Correct handling of snippets


Max Mehl
 

Hi all,

At REUSE, we currently discuss how to correctly handling snippets from a
third party, potentially under a different license [^1]. Since we strive
to make as much use of SPDX as possible, I wonder about how you would
solve this.

I saw that SPDX uses the following tags instead of FileCopyrightText and
License-Identifier:

* SPDX-SnippetCopyrightText: Foo Bar
* SPDX-SnippetLicenseConcluded: CC-BY-SA-4.0

This raised a bunch of questions:

* How would one mark the begin and end of a snippet?
* "LicenseConcluded" is quite different from the well-known
License-Identifier [^2], so not very intuitive for developers. Is
there some kind of alias that people can use?
* Is was asked how one could refer the source of the snippet.
"SnippetLicenseComments"?


Best,
Max


[^1]: https://lists.fsfe.org/pipermail/reuse/2020q1/000051.html

[^2]: I am aware that SPDX favours camel-case tag names nowadays.

--
Max Mehl - Programme Manager - Free Software Foundation Europe
Contact and information: https://fsfe.org/about/mehl | @mxmehl
Become a supporter of software freedom: https://fsfe.org/join


James Bottomley
 

On Fri, 2020-06-05 at 16:15 +0200, Max Mehl wrote:
Hi all,

At REUSE, we currently discuss how to correctly handling snippets
from a third party, potentially under a different license [^1]. Since
we strive to make as much use of SPDX as possible, I wonder about how
you would solve this.

I saw that SPDX uses the following tags instead of FileCopyrightText
and License-Identifier:

* SPDX-SnippetCopyrightText: Foo Bar
* SPDX-SnippetLicenseConcluded: CC-BY-SA-4.0

This raised a bunch of questions:

* How would one mark the begin and end of a snippet?
* "LicenseConcluded" is quite different from the well-known
License-Identifier [^2], so not very intuitive for developers. Is
there some kind of alias that people can use?
* Is was asked how one could refer the source of the snippet.
"SnippetLicenseComments"?
I really think this is a recipe for disaster. What's wrong with simply
keeping the licence of the file? since to be contributed, the snippet
must be compatible with it. To put it another way, why treat a snippet
(a cut and paste) differently from a usual contribution? If someone
really wants to cut a function out of Linux and put it in BSD based on
the theory that it's originally a snippet under a permissive licence,
they'll have to do a lot of legal analysis anyway.

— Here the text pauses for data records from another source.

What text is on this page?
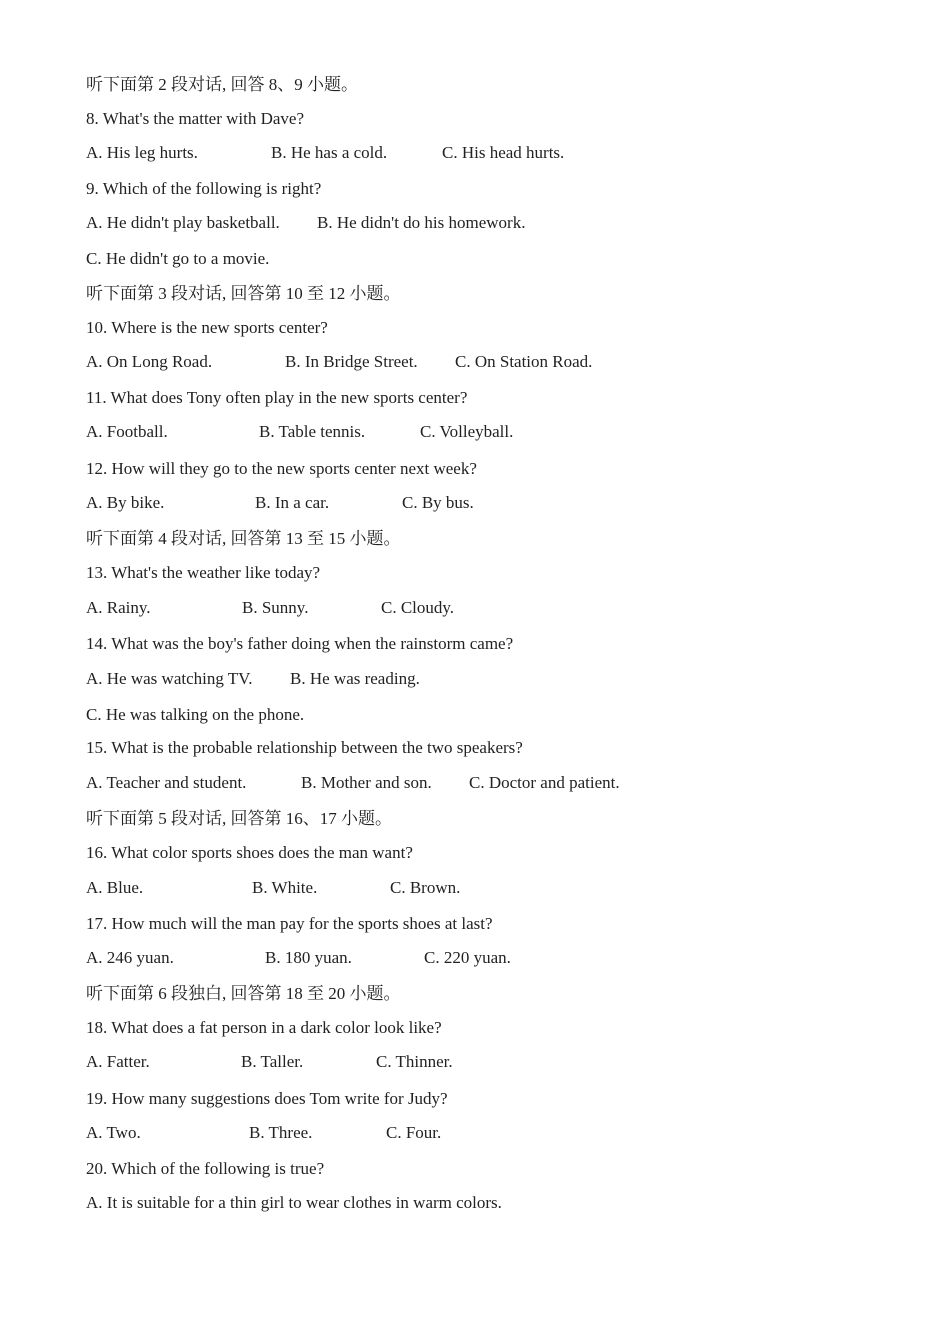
听下面第 2 段对话, 回答 8、9 小题。
8. What's the matter with Dave?
A. His leg hurts.	B. He has a cold.	C. His head hurts.
9. Which of the following is right?
A. He didn't play basketball. B. He didn't do his homework.
C. He didn't go to a movie.
听下面第 3 段对话, 回答第 10 至 12 小题。
10. Where is the new sports center?
A. On Long Road.	B. In Bridge Street. C. On Station Road.
11. What does Tony often play in the new sports center?
A. Football.	B. Table tennis.	C. Volleyball.
12. How will they go to the new sports center next week?
A. By bike.	B. In a car.	C. By bus.
听下面第 4 段对话, 回答第 13 至 15 小题。
13. What's the weather like today?
A. Rainy.	B. Sunny.	C. Cloudy.
14. What was the boy's father doing when the rainstorm came?
A. He was watching TV. B. He was reading.
C. He was talking on the phone.
15. What is the probable relationship between the two speakers?
A. Teacher and student.	B. Mother and son. C. Doctor and patient.
听下面第 5 段对话, 回答第 16、17 小题。
16. What color sports shoes does the man want?
A. Blue.	B. White.	C. Brown.
17. How much will the man pay for the sports shoes at last?
A. 246 yuan.	B. 180 yuan.	C. 220 yuan.
听下面第 6 段独白, 回答第 18 至 20 小题。
18. What does a fat person in a dark color look like?
A. Fatter.	B. Taller.	C. Thinner.
19. How many suggestions does Tom write for Judy?
A. Two.	B. Three.	C. Four.
20. Which of the following is true?
A. It is suitable for a thin girl to wear clothes in warm colors.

The problem you'll run into if you track snippets differently is that
once a snippet inside a file is modified, under the DCO the
modifications are under the licence "of the file" not of the snippet,
so the newly derived snippet is now unconditionally under the licence
of the file and that would make any separate tracking of the snippet
licence wrong unless someone manually keep it in sync, which is not a
burden any maintainer wants.

The way we handle explicitly allowing code to move from Linux to BSD
(usually in the area of drivers) is to make the *file* licence dual
GPLv2/BSD to it's unequivocally agreed that every contribution is under
both licences and thus a cut and paste from anywhere in the file is OK
to go under a sole BSD licensed project.

James


Gary O'Neall
 

We spent quite a bit of time discussing snippets in the SPDX technical working group. There are definitely a number of issues and considerations.

At the conclusion of the discussions, there was a consensus that denoting snippets in an SPDX document was required for several use cases and was a common scenario in JavaScript / Node environments.

You could use the SPDX term "LicenseInfoInSnippet" since you are including the license information directly in the copied snippet. I've always treated this similar to the declared license for packages.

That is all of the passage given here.